El escritor y filósofo Albert Camus, que por cierto muere prematuramente en un accidente de tráfico, se planteó en su famosa obra ‘El mito de Sísifo’ que el ser humano debería hacerse la pregunta moral, existencial, de por qué seguir viviendo, por qué no suicidarse. Igualmente, Nemesio, el protagonista en la ficción de mi última novela, se plantea que la primera decisión una vez alcanzada la mayoría de edad sería decidir si queremos seguir viviendo. Lo más normal es que se quiera seguir exprimiendo cada día que amanece; es más, puede que el propio planteamiento radical de hacerse esta fatídica pregunta no sea sino un gran acicate para aferrarse a la vida. Sea como sea, que las personas nos podamos hacer esta pregunta es, como mínimo, colocar al hombre en una posición que no gusta a las religiones, porque al fin y al cabo lo superpone a cualquier deidad, de ahí que se prohibiera enterrar a los suicidas en suelo sagrado. Pero eso no le quita ningún ápice de legitimidad, de máxima expresión de libertad individual de la condición humana. Si somos los únicos seres vivos con la conciencia de la muerte, en lógica consecuencia debemos decidir libremente si queremos o no seguir viviendo.
Y eso significa no tener que morir cometiendo, como ocurre en la mayoría de países, un delito de suicidio, obligando por ende a morir en la clandestinidad, en las fronteras exteriores de la ley.
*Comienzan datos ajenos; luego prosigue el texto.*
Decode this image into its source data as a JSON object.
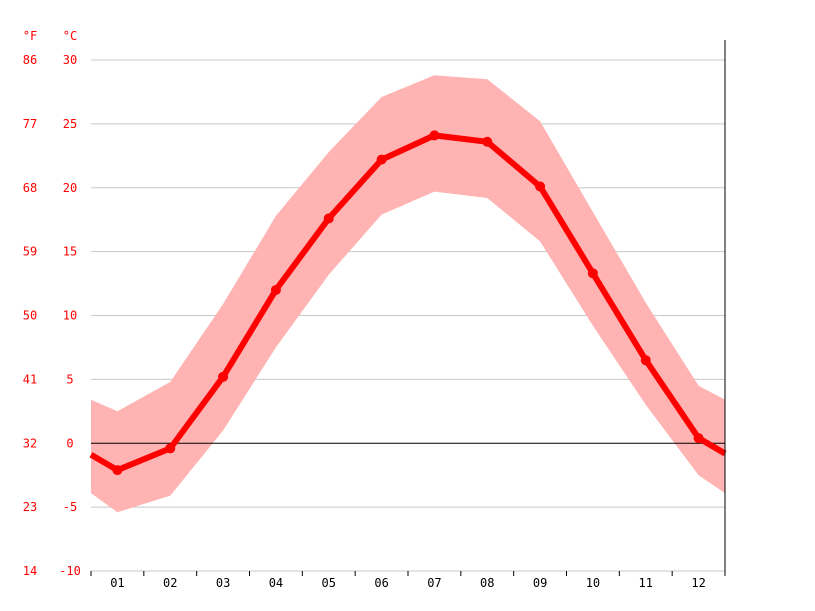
{
  "chart_data": {
    "type": "line",
    "units": {
      "fahrenheit": "°F",
      "celsius": "°C"
    },
    "categories": [
      "01",
      "02",
      "03",
      "04",
      "05",
      "06",
      "07",
      "08",
      "09",
      "10",
      "11",
      "12"
    ],
    "y_ticks_c": [
      30,
      25,
      20,
      15,
      10,
      5,
      0,
      -5,
      -10
    ],
    "y_ticks_f": [
      86,
      77,
      68,
      59,
      50,
      41,
      32,
      23,
      14
    ],
    "ylim": [
      -10,
      30
    ],
    "grid": true,
    "series": [
      {
        "mean": [
          -2.1,
          -0.4,
          5.2,
          12.0,
          17.6,
          22.2,
          24.1,
          23.6,
          20.1,
          13.3,
          6.5,
          0.4
        ]
      },
      {
        "max": [
          2.5,
          4.8,
          10.9,
          17.8,
          22.8,
          27.1,
          28.8,
          28.5,
          25.2,
          18.1,
          11.0,
          4.5
        ]
      },
      {
        "min": [
          -5.4,
          -4.1,
          1.0,
          7.5,
          13.2,
          17.9,
          19.7,
          19.2,
          15.8,
          9.2,
          3.0,
          -2.5
        ]
      }
    ],
    "edge_values": {
      "mean": [
        -0.9,
        -0.8
      ],
      "max": [
        3.4,
        3.4
      ],
      "min": [
        -3.9,
        -3.9
      ]
    },
    "colors": {
      "line": "#ff0000",
      "band": "#ffb3b3",
      "axis_text": "#ff0000",
      "grid": "#c8c8c8",
      "zero_line": "#000000"
    }
  }
}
Dos años después de que le permitieran continuar en la universidad las fuerzas de Goodall se han agotado. Sus palabras no pueden ser más clarividentes: «No soy feliz. Quiero morirme. No es particularmente triste. Lo que es triste es que me lo impidan. Mi sentimiento es que una persona mayor como yo debe beneficiarse de sus plenos derechos de ciudadano, incluido el derecho al suicidio asistido».
¿Cómo negarle el derecho a una persona que seguía trabajando con 104 años? Es cierto que hay siempre un componente egocéntrico en esa decisión, ¿pero acaso la gran mayoría de nuestras decisiones vitales no nacen de nuestra voluntad más unívoca y por tanto ciertamente egoísta?
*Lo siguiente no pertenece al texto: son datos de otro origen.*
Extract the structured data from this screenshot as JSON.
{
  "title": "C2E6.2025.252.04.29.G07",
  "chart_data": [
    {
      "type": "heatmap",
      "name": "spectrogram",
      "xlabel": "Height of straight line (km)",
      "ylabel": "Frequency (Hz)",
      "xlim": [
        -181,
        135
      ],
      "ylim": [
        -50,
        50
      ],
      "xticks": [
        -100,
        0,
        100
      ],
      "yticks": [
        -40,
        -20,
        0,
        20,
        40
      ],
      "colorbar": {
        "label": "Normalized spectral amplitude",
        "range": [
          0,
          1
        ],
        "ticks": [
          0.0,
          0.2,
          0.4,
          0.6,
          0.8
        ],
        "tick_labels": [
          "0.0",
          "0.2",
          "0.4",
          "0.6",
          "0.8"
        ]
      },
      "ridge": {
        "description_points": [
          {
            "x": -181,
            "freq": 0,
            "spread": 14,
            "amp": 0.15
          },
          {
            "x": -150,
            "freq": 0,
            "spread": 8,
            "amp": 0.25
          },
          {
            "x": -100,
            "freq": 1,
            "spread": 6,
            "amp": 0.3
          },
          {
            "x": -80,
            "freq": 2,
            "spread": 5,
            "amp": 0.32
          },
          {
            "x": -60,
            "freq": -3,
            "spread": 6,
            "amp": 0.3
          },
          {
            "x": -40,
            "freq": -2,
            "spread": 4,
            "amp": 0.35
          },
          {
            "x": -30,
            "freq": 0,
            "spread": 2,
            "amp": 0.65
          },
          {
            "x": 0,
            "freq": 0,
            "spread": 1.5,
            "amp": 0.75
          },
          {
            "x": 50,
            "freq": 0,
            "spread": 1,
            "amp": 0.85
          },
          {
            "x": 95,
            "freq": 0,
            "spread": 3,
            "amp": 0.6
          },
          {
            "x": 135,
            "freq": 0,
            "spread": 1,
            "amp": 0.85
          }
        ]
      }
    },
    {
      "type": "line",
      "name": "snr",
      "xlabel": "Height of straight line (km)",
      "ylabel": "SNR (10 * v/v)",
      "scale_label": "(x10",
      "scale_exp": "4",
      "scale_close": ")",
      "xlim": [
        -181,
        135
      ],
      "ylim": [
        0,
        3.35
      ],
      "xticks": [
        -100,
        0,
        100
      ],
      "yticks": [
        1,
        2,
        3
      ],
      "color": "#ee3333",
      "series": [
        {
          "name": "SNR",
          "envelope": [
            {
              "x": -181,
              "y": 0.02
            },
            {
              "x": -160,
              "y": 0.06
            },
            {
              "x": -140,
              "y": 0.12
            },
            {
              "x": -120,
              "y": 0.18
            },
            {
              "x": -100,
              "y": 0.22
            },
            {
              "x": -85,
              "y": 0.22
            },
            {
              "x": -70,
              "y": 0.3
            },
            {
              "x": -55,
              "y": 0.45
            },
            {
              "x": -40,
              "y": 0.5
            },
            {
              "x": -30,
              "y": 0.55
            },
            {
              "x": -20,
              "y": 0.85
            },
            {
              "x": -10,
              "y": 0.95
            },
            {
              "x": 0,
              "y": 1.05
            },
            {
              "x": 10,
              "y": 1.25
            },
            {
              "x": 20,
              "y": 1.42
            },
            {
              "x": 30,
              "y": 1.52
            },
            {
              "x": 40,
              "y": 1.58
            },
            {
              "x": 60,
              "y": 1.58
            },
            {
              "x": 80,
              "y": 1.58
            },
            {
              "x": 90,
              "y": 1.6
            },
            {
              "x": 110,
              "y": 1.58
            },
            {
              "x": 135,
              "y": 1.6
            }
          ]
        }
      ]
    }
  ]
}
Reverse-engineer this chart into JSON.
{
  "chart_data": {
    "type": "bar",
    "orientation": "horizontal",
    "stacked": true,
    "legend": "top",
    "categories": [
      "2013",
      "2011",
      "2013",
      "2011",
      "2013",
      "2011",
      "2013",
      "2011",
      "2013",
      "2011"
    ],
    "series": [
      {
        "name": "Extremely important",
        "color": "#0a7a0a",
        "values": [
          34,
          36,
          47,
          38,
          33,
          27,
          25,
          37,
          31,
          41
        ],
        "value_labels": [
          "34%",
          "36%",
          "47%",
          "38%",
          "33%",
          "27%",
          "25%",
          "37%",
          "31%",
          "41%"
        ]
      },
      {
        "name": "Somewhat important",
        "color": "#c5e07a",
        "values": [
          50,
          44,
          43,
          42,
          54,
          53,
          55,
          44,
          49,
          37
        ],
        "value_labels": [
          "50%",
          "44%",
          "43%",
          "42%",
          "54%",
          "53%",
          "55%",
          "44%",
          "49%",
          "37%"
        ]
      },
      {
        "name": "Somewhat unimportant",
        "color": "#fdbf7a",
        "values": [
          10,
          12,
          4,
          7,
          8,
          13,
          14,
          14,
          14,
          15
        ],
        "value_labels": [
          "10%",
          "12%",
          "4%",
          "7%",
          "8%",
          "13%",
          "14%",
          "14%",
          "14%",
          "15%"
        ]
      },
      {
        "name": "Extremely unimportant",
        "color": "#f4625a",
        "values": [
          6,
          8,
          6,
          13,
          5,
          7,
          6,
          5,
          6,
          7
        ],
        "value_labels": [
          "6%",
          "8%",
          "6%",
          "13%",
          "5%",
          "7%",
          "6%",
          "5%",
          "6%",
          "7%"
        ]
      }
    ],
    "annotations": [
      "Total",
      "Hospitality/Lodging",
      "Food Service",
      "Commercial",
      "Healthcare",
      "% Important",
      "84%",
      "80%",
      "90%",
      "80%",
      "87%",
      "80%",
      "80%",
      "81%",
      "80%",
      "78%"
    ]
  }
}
Les invito a una reflexión y a una respuesta que nazca desde su honestidad y su generosidad: imaginen a un familiar cercano, o sencillamente a un buen amigo, que ha superado el siglo de existencia, que ha llevado una vida plena, llena, como casi todas, de alegrías y de tristezas, pero plena al fin y al cabo. ¿Qué le responderían si les pidiera su aquiescencia para poder abandonar este mundo? Piensen en los nietos que acompañaron a Goodall en la cena, con toda seguridad se despedían con tristeza de un abuelo irrepetible, único, al que a partir de entonces echarían de menos; sin embargo, al mismo tiempo estaban respetando el propio deseo legítimo de una persona que hasta el último momento ha estado aspirando la vida a borbotones: ¿es recriminable su actitud de no oponerse frontalmente a la decisión de su abuelo?
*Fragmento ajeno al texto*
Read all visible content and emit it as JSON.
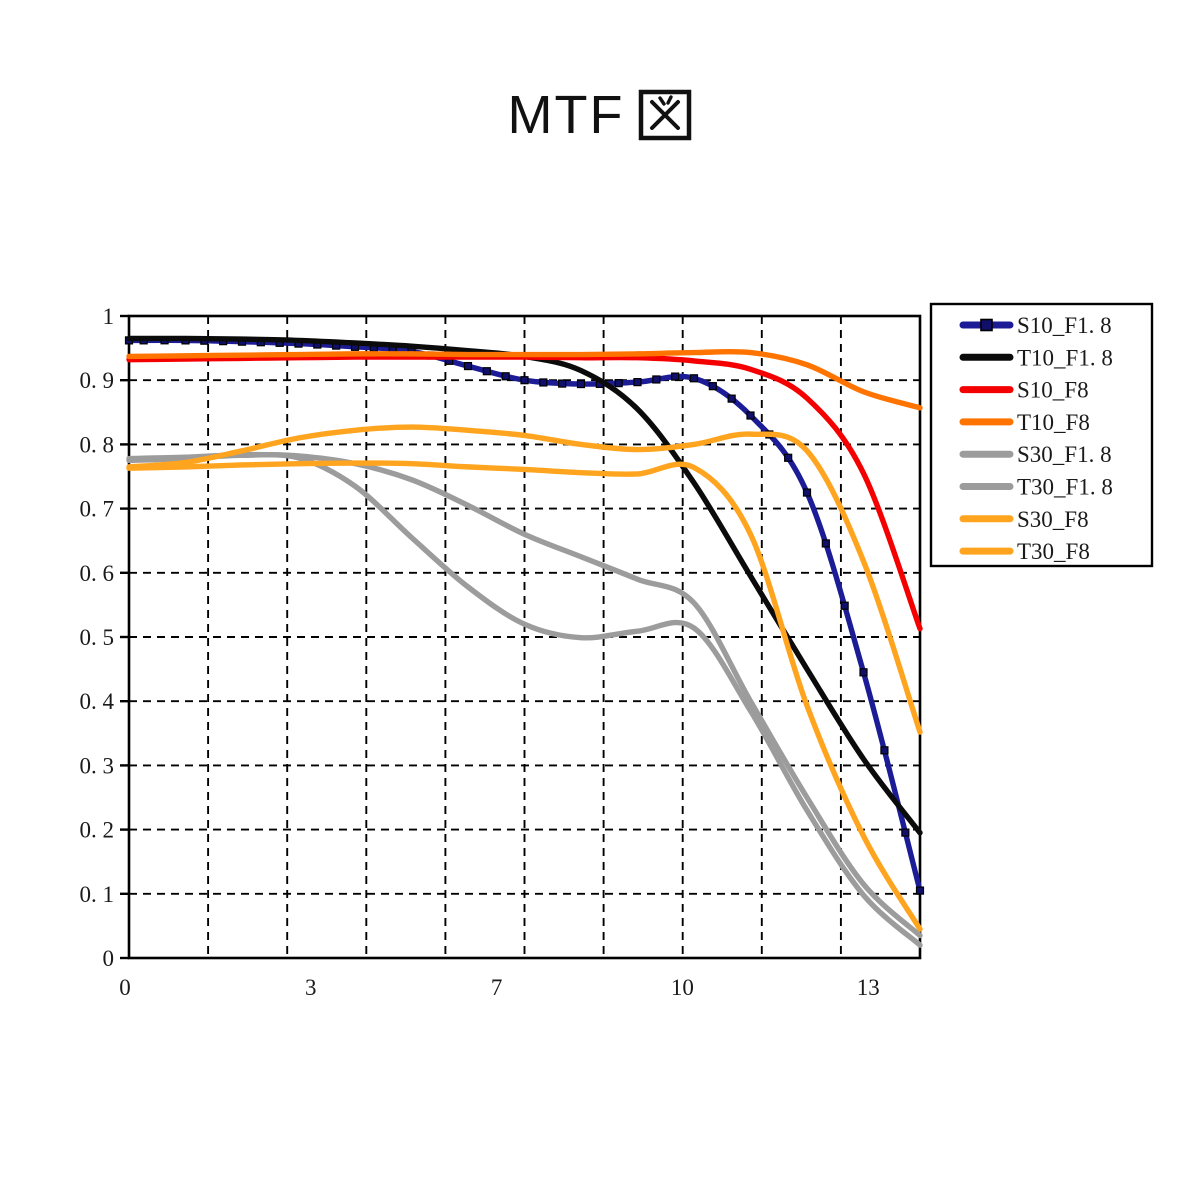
{
  "title": {
    "full": "MTF 図",
    "latin": "MTF"
  },
  "chart_data": {
    "type": "line",
    "title": "MTF 図",
    "xlabel": "",
    "ylabel": "",
    "ylim": [
      0,
      1
    ],
    "grid": "dashed",
    "legend_position": "right-box",
    "x_tick_labels": [
      "0",
      "3",
      "7",
      "10",
      "13"
    ],
    "y_tick_labels": [
      "1",
      "0. 9",
      "0. 8",
      "0. 7",
      "0. 6",
      "0. 5",
      "0. 4",
      "0. 3",
      "0. 2",
      "0. 1",
      "0"
    ],
    "x_index": [
      0,
      1,
      2,
      3,
      4,
      5,
      6,
      7,
      8,
      9,
      10,
      11,
      12,
      13,
      14
    ],
    "series": [
      {
        "name": "S10_F1. 8",
        "color": "#1C1C96",
        "marker": "square",
        "marker_color": "#10106A",
        "values": [
          0.962,
          0.962,
          0.96,
          0.957,
          0.952,
          0.945,
          0.922,
          0.9,
          0.894,
          0.897,
          0.903,
          0.845,
          0.725,
          0.445,
          0.105
        ]
      },
      {
        "name": "T10_F1. 8",
        "color": "#0B0B0B",
        "marker": "none",
        "values": [
          0.965,
          0.965,
          0.964,
          0.962,
          0.958,
          0.953,
          0.946,
          0.937,
          0.915,
          0.855,
          0.74,
          0.595,
          0.45,
          0.31,
          0.195
        ]
      },
      {
        "name": "S10_F8",
        "color": "#F40000",
        "marker": "none",
        "values": [
          0.932,
          0.933,
          0.934,
          0.935,
          0.936,
          0.936,
          0.936,
          0.936,
          0.935,
          0.935,
          0.93,
          0.917,
          0.872,
          0.755,
          0.513
        ]
      },
      {
        "name": "T10_F8",
        "color": "#FF7300",
        "marker": "none",
        "values": [
          0.937,
          0.938,
          0.939,
          0.94,
          0.941,
          0.941,
          0.94,
          0.94,
          0.94,
          0.941,
          0.943,
          0.943,
          0.924,
          0.882,
          0.857
        ]
      },
      {
        "name": "S30_F1. 8",
        "color": "#9C9C9C",
        "marker": "none",
        "values": [
          0.778,
          0.78,
          0.784,
          0.782,
          0.77,
          0.745,
          0.705,
          0.66,
          0.625,
          0.59,
          0.553,
          0.4,
          0.25,
          0.115,
          0.035
        ]
      },
      {
        "name": "T30_F1. 8",
        "color": "#9C9C9C",
        "marker": "none",
        "values": [
          0.775,
          0.778,
          0.783,
          0.779,
          0.735,
          0.655,
          0.578,
          0.52,
          0.499,
          0.509,
          0.514,
          0.385,
          0.23,
          0.098,
          0.02
        ]
      },
      {
        "name": "S30_F8",
        "color": "#FFA41E",
        "marker": "none",
        "values": [
          0.765,
          0.772,
          0.79,
          0.81,
          0.822,
          0.827,
          0.822,
          0.814,
          0.8,
          0.792,
          0.8,
          0.816,
          0.79,
          0.618,
          0.352
        ]
      },
      {
        "name": "T30_F8",
        "color": "#FFA41E",
        "marker": "none",
        "values": [
          0.763,
          0.765,
          0.768,
          0.77,
          0.771,
          0.77,
          0.765,
          0.761,
          0.756,
          0.754,
          0.764,
          0.66,
          0.393,
          0.19,
          0.045
        ]
      }
    ]
  }
}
Por último, les invito a un ejercicio mental. Imaginen que llegan a una provecta edad centenaria, que ya han hecho todo lo que querían hacer, que han perdido la ilusión por seguir viviendo. Piensen por un momento el menú de su última cena, las personas que les van a acompañar y la música con la que comenzarán a desfilar los títulos de crédito de su propia biografía, una biografía de la que han sido dueños hasta el último momento.
Desde luego, la elección musical de Goodall no fue casual: ya se sabe que el genio sordo de Bonn no quería que su novena fuera un himno a la alegría. La concibió como un himno a la libertad.